Friday, June 25, 2010

Brightest Day Relaunch Green Arrow #1: NOT TERRIBLE?!




I must announce to my undying surprise that having read the first issue of the new Green Arrow ( written by J.T. Krul and illustrated by Diogenes Neves ), I found it not only not awful, but actually enjoyable. I say this because while I've been following the Green Arrow books since Cry for Justice, I've been doing so with a sense of perverse irony, the kind that makes train crashes, coked-up former child stars, and contemporary Frank Miller comics interesting. Since the book's direction has been dictated by the infamous Cry for Justice, the final issues of the current Green Arrow title featured little more than angst and bloodshed, with Oliver Queen seeking vengeance for the destruction of his hometown and the death of his adoptive granddaughter. The spin-off Rise of Arsenal, starring GA's former sidekick minus one five-year-old daughter and one arm, has been even worst.
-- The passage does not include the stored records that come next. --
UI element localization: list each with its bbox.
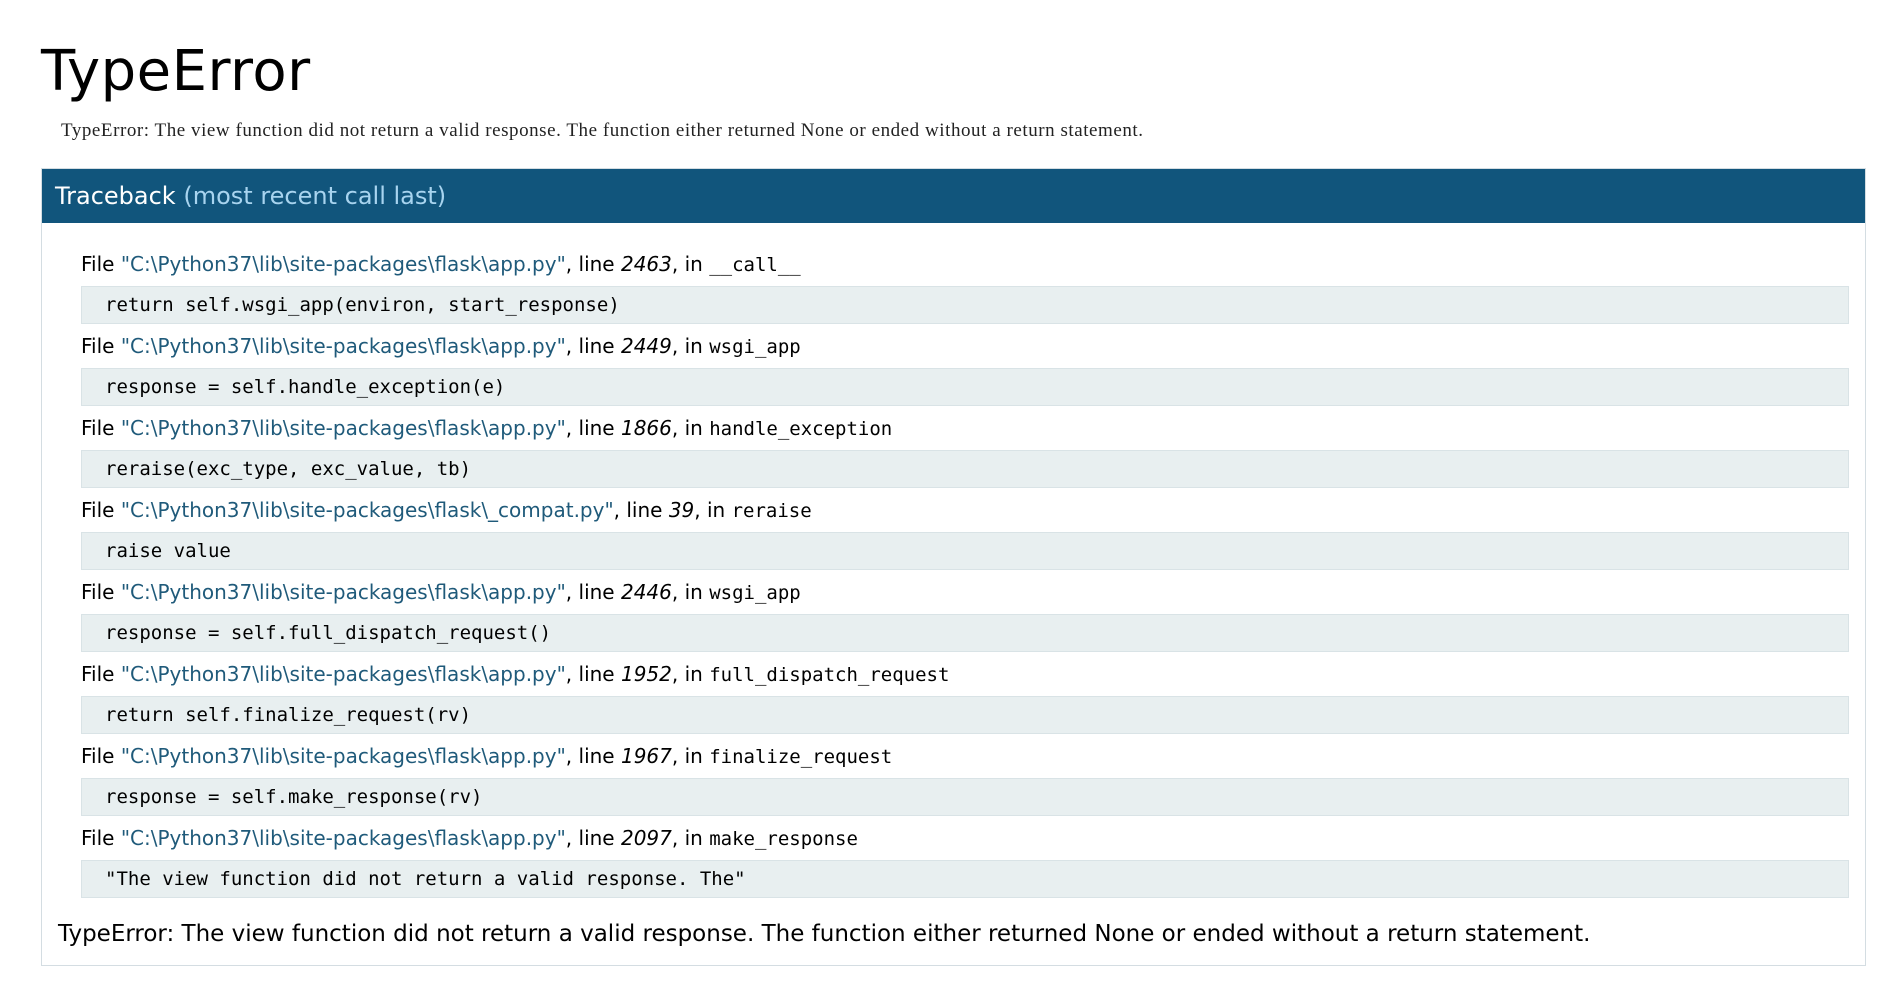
frame-function: reraise [731, 500, 812, 522]
in-prefix: , in [671, 416, 710, 440]
in-prefix: , in [671, 252, 710, 276]
frame-location: File "C:\Python37\lib\site-packages\flas… [81, 661, 1849, 689]
frame-lineno: 39 [668, 498, 695, 522]
frame-filename[interactable]: "C:\Python37\lib\site-packages\flask\app… [121, 744, 566, 768]
frame-location: File "C:\Python37\lib\site-packages\flas… [81, 415, 1849, 443]
traceback-header-label: Traceback [55, 182, 176, 210]
frame-function: make_response [709, 828, 858, 850]
frame-lineno: 1967 [620, 744, 672, 768]
frame-code-line[interactable]: return self.wsgi_app(environ, start_resp… [81, 286, 1849, 324]
line-prefix: , line [565, 826, 621, 850]
frame-code-line[interactable]: return self.finalize_request(rv) [81, 696, 1849, 734]
traceback-frame: File "C:\Python37\lib\site-packages\flas… [81, 743, 1849, 816]
frame-code-line[interactable]: reraise(exc_type, exc_value, tb) [81, 450, 1849, 488]
traceback-frame: File "C:\Python37\lib\site-packages\flas… [81, 825, 1849, 898]
frame-function: handle_exception [709, 418, 893, 440]
frame-lineno: 1866 [620, 416, 672, 440]
frame-function: full_dispatch_request [709, 664, 950, 686]
error-page: TypeError TypeError: The view function d… [0, 0, 1887, 966]
frame-filename[interactable]: "C:\Python37\lib\site-packages\flask\app… [121, 826, 566, 850]
file-prefix: File [81, 744, 121, 768]
line-prefix: , line [565, 744, 621, 768]
in-prefix: , in [671, 580, 710, 604]
line-prefix: , line [565, 416, 621, 440]
in-prefix: , in [671, 744, 710, 768]
in-prefix: , in [671, 826, 710, 850]
traceback-frames: File "C:\Python37\lib\site-packages\flas… [42, 223, 1865, 898]
traceback-frame: File "C:\Python37\lib\site-packages\flas… [81, 415, 1849, 488]
in-prefix: , in [694, 498, 732, 522]
frame-lineno: 2463 [620, 252, 672, 276]
in-prefix: , in [671, 662, 710, 686]
frame-code-line[interactable]: response = self.full_dispatch_request() [81, 614, 1849, 652]
frame-location: File "C:\Python37\lib\site-packages\flas… [81, 333, 1849, 361]
line-prefix: , line [565, 580, 621, 604]
in-prefix: , in [671, 334, 710, 358]
frame-lineno: 2449 [620, 334, 672, 358]
frame-function: wsgi_app [709, 582, 801, 604]
final-error-message: TypeError: The view function did not ret… [58, 921, 1591, 947]
file-prefix: File [81, 252, 121, 276]
frame-code-line[interactable]: "The view function did not return a vali… [81, 860, 1849, 898]
traceback-header: Traceback (most recent call last) [42, 169, 1865, 223]
line-prefix: , line [565, 662, 621, 686]
frame-location: File "C:\Python37\lib\site-packages\flas… [81, 497, 1849, 525]
page-title: TypeError [41, 39, 311, 104]
frame-function: __call__ [709, 254, 801, 276]
line-prefix: , line [613, 498, 669, 522]
file-prefix: File [81, 580, 121, 604]
frame-filename[interactable]: "C:\Python37\lib\site-packages\flask\app… [121, 252, 566, 276]
frame-function: finalize_request [709, 746, 893, 768]
frame-code-line[interactable]: response = self.make_response(rv) [81, 778, 1849, 816]
frame-filename[interactable]: "C:\Python37\lib\site-packages\flask\app… [121, 662, 566, 686]
error-message: TypeError: The view function did not ret… [61, 120, 1144, 141]
frame-lineno: 2097 [620, 826, 672, 850]
traceback-frame: File "C:\Python37\lib\site-packages\flas… [81, 251, 1849, 324]
frame-location: File "C:\Python37\lib\site-packages\flas… [81, 251, 1849, 279]
frame-lineno: 2446 [620, 580, 672, 604]
file-prefix: File [81, 826, 121, 850]
frame-filename[interactable]: "C:\Python37\lib\site-packages\flask\app… [121, 334, 566, 358]
line-prefix: , line [565, 334, 621, 358]
frame-filename[interactable]: "C:\Python37\lib\site-packages\flask\app… [121, 580, 566, 604]
file-prefix: File [81, 662, 121, 686]
file-prefix: File [81, 498, 121, 522]
frame-code-line[interactable]: response = self.handle_exception(e) [81, 368, 1849, 406]
frame-location: File "C:\Python37\lib\site-packages\flas… [81, 743, 1849, 771]
traceback-frame: File "C:\Python37\lib\site-packages\flas… [81, 497, 1849, 570]
frame-location: File "C:\Python37\lib\site-packages\flas… [81, 825, 1849, 853]
line-prefix: , line [565, 252, 621, 276]
frame-function: wsgi_app [709, 336, 801, 358]
frame-filename[interactable]: "C:\Python37\lib\site-packages\flask\_co… [121, 498, 614, 522]
traceback-header-sub: (most recent call last) [183, 182, 447, 210]
frame-filename[interactable]: "C:\Python37\lib\site-packages\flask\app… [121, 416, 566, 440]
file-prefix: File [81, 416, 121, 440]
traceback-frame: File "C:\Python37\lib\site-packages\flas… [81, 661, 1849, 734]
frame-location: File "C:\Python37\lib\site-packages\flas… [81, 579, 1849, 607]
frame-code-line[interactable]: raise value [81, 532, 1849, 570]
file-prefix: File [81, 334, 121, 358]
traceback-frame: File "C:\Python37\lib\site-packages\flas… [81, 579, 1849, 652]
traceback-panel: Traceback (most recent call last) File "… [41, 168, 1866, 966]
traceback-frame: File "C:\Python37\lib\site-packages\flas… [81, 333, 1849, 406]
frame-lineno: 1952 [620, 662, 672, 686]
I think the image of Roy Harper high on heroin and cradling a dead cat he believes is his daughter after nearly murdering a bunch of street hoods after failing to perform in bed with his super-villainess babymama Cheshire says more than I ever could about that series.

But that baggage has been minimized in the new title, and suggests that the problems with those previous stories were likely due to the source material, not the writer. The premise of the new series is this; there's a star-shaped forest in the middle of Star City, and the outlaw Green Arrow uses it as a base of operations as he fights crime and corruption in the urban perimeter. While the reason there's a giant star-shaped section of forest in the middle of Star City is ludicrous crossover stuff ( which I sincerely hope will be kept peripheral in this book ), it distinguishes the place from just being another New York analogue, and makes the character a literal modern-day Robin Hood. The forest is an interesting character itself, allowing Ollie not only cover for his vigilante operation, but a complex three-dimensional landscape where he's right at home. Where else would a green leotard be effective camouflage?

In the meantime, the urban perimeter takes the Robin Hood comparison further. It's a corrupt city ruled by evil authorities, which is standard for most vigilante stories, but is given an effective figurehead here-- Isabel Rochev, new CEO of the Queen family munitions firm, and way into the royalty bit. Her character design has her wearing a full face mask and goggles mixed with a regal red robe, a costume worthy of a Final Fantasy villain in its flamboyant creepiness. She's even hiring a private security force to take down Ollie, and maintain order. And no, we don't know what her face looks like-- I assume it's scarred, but I hope the answer is more original.

It's not the most original premise, but it's definitely a unique take on the story, and Diogenes Neves' art is great-- he's a very effective storyteller, and has the characters emote with an appealingly cartoony style ( that doesn't clash with the realism elsewhere ). The opening sequence of Ollie fighting a street gang in the forest suggests that he's going to be very good with the setting, as Ollie takes full advantage of the space with tactics more guerilla than usual. The scenes following with Ollie escorting the gang's attempted victim back to safety are just as effective, showing the forest to be both lush and beautiful as well as creepy and labyrinthine.

It's not a great story, but it's a very good start, and given what it's come from, that's extremely impressive.